= Thymus stromal cells =

Thymus stromal cells are subsets of specialized cells located in different areas of the thymus. They include all non-T-lineage cells, such as thymic epithelial cells (TECs), endothelial cells, mesenchymal cells, dendritic cells, and B lymphocytes, and provide signals essential for thymocyte development and the homeostasis of the thymic stroma.

== Structure ==
The thymus is a primary lymphoid organ of the immune system. It is a butterfly-shaped organ consisting of two lobes, located in the top part of the chest, that supports T cell development via specialized microenvironments that ensure a diverse, functional, and self-tolerant T cell population. These microenvironments are classically defined as distinct cortex and medulla regions that each contain specialized subsets of stromal cells. The stepwise progression of thymocyte development requires their migration through these thymic regions, where interactions with cTEC and mTEC subsets take place.

== Function ==
Thymus stromal cells provide chemokines and cytokines during the early stages of T lymphocyte development, and they are essential for promoting the homing thymic-seeding progenitors, inducing T-lineage differentiation, and supporting thymocyte survival and proliferation. The predominant stromal cells found in the postnatal thymus are thymic epithelial cells (TECs).

cTECs – (cortical thymic epithelial cells) are located in the cortex, and they are responsible for T lineage commitment and positive selection of early thymocytes, cTECs provide cytokines, such as interleukin 7 (IL-7) and SCF complex, to promote early thymocyte progenitor (ETP) proliferation as well as DLL4-mediated Notch signaling to induce the differentiation of ETP toward the T lineage.

mTECs (medullary thymic epithelial cells) in the medulla contribute to the development of T cell tolerance by purging autoreactive T lymphocytes by expression of cell-type-specific genes referred to as tissue-restricted antigens (TRA), and they also participate in the final stages of thymocyte maturation. mTECs also predominantly express receptor RANK, a major mediator of the thymic crosstalk signal, that is involved in the formation of the thymic medulla.

Mesenchymal stromal cells are required to create the thymic microenvironment and to maintain epithelial architecture and function in the thymus during organogenesis. They also serve as the major source of retinoic acid, which promotes the proliferation of cTECs. In the adult thymus, mesenchymal cells are found as fibroblastic cells that express a set of structural proteins and functional molecules, such as collagens, CD34, fibroblast-specific protein-1 (FSP1), platelet-derived growth factor receptor α (PDGFRα). They are crucial for the maintenance and regeneration of mTECs.
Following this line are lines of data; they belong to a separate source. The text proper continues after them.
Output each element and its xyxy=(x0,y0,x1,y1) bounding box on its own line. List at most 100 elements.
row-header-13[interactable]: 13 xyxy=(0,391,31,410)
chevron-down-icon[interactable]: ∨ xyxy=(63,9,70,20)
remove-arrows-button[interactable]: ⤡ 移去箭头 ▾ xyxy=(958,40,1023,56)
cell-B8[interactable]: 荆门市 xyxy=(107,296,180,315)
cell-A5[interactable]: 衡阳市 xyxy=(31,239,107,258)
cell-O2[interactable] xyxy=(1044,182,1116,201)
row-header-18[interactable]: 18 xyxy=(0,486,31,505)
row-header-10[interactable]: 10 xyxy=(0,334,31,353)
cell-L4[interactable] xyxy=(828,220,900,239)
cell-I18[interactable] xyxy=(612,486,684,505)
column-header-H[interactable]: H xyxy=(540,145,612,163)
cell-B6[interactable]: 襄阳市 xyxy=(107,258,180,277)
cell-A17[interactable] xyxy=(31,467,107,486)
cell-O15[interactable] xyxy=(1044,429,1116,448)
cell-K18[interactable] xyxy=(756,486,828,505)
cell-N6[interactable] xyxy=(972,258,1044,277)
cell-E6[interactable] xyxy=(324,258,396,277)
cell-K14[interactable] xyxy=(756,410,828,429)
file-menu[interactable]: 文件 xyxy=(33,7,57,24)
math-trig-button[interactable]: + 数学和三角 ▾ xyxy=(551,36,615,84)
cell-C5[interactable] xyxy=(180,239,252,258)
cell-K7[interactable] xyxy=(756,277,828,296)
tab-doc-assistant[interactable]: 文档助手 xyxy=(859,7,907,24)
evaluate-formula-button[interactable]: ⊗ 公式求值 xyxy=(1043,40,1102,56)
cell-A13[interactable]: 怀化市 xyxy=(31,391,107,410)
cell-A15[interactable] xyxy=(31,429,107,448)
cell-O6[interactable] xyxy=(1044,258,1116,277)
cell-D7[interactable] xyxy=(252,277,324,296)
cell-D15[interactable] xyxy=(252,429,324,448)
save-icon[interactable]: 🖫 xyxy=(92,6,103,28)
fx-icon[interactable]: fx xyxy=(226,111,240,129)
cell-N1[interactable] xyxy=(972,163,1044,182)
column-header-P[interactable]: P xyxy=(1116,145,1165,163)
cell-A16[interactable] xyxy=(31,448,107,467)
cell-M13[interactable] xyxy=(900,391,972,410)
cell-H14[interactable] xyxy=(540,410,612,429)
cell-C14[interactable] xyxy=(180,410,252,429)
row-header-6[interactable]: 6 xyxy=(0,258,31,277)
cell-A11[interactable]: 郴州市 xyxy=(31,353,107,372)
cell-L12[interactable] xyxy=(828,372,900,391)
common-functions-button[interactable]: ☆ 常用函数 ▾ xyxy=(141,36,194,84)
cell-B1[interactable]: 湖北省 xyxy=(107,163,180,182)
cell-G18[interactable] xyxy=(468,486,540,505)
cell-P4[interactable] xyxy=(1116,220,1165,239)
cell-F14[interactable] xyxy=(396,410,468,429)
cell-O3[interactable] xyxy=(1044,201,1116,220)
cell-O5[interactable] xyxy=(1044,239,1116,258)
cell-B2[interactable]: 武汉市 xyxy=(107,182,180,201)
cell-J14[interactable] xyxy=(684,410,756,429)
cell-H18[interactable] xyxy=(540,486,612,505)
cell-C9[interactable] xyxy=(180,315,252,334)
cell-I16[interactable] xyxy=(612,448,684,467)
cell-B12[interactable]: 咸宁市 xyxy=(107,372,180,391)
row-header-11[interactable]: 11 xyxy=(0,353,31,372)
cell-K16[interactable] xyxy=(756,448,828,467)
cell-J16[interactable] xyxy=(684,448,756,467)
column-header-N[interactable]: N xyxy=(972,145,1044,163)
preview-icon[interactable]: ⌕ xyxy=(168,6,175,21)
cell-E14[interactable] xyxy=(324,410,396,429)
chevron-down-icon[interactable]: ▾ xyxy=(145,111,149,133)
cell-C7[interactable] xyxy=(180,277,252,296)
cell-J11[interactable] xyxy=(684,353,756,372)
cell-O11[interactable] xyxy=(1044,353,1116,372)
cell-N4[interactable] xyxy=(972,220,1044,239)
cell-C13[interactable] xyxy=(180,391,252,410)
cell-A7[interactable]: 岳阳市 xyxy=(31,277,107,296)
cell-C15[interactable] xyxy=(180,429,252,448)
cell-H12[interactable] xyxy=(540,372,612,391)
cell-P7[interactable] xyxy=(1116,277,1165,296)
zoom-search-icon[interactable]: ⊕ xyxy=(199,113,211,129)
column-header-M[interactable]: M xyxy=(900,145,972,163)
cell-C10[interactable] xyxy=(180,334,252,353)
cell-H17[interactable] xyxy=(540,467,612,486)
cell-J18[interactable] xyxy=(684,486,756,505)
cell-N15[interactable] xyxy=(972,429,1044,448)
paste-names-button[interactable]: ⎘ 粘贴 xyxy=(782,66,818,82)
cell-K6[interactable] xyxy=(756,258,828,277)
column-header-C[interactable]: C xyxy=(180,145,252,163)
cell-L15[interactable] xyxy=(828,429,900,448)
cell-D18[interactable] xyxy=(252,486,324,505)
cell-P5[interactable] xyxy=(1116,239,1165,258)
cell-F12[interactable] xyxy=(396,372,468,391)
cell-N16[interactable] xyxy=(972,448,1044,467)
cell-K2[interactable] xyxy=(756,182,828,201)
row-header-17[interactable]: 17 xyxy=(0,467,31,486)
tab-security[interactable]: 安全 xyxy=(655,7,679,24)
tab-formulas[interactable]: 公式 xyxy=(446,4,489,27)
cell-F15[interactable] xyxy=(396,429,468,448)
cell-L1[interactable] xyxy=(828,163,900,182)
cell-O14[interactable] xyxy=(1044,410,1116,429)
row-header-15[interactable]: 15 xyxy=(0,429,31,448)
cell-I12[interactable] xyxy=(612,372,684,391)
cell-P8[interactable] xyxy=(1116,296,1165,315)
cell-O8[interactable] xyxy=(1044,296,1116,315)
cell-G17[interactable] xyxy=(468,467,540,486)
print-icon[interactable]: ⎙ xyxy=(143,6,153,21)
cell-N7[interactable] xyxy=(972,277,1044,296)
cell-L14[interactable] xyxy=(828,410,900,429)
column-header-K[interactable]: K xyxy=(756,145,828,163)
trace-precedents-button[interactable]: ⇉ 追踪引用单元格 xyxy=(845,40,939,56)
== Clinical significance ==

=== Inborn defects of thymus stromal cells ===
Inborn errors of thymic stromal cell development and function lead to impaired T cell development resulting in a susceptibility to opportunistic infections and autoimmunity. The most serious clinical expression of a thymic stromal cell defect is profound T cell lymphopaenia, presenting as a complete DiGeorge syndrome or severe combined immune deficiency (T^{−}B^{+}NK^{+} SCID).

=== Role in thymus atrophy and aging ===
There is large evidence indicating the main target of age-linked thymic dysfunction is thymic stroma with a microenvironment consisting of thymic stromal cells. Studies showed that in the thymic stromal cells, especially cTECs, there is (in the case of an aging thymus) deficiency in the peroxide-quenching enzyme catalase. This deficiency renders thymic stromal cells sensitive to damage induced by inflammation and damage-associated molecular patterns (DAMPs), such as reactive oxygen species (ROS), and then accumulated metabolic damage and oxidative stress promote thymic dysfunction due to age and accelerated thymus atrophy.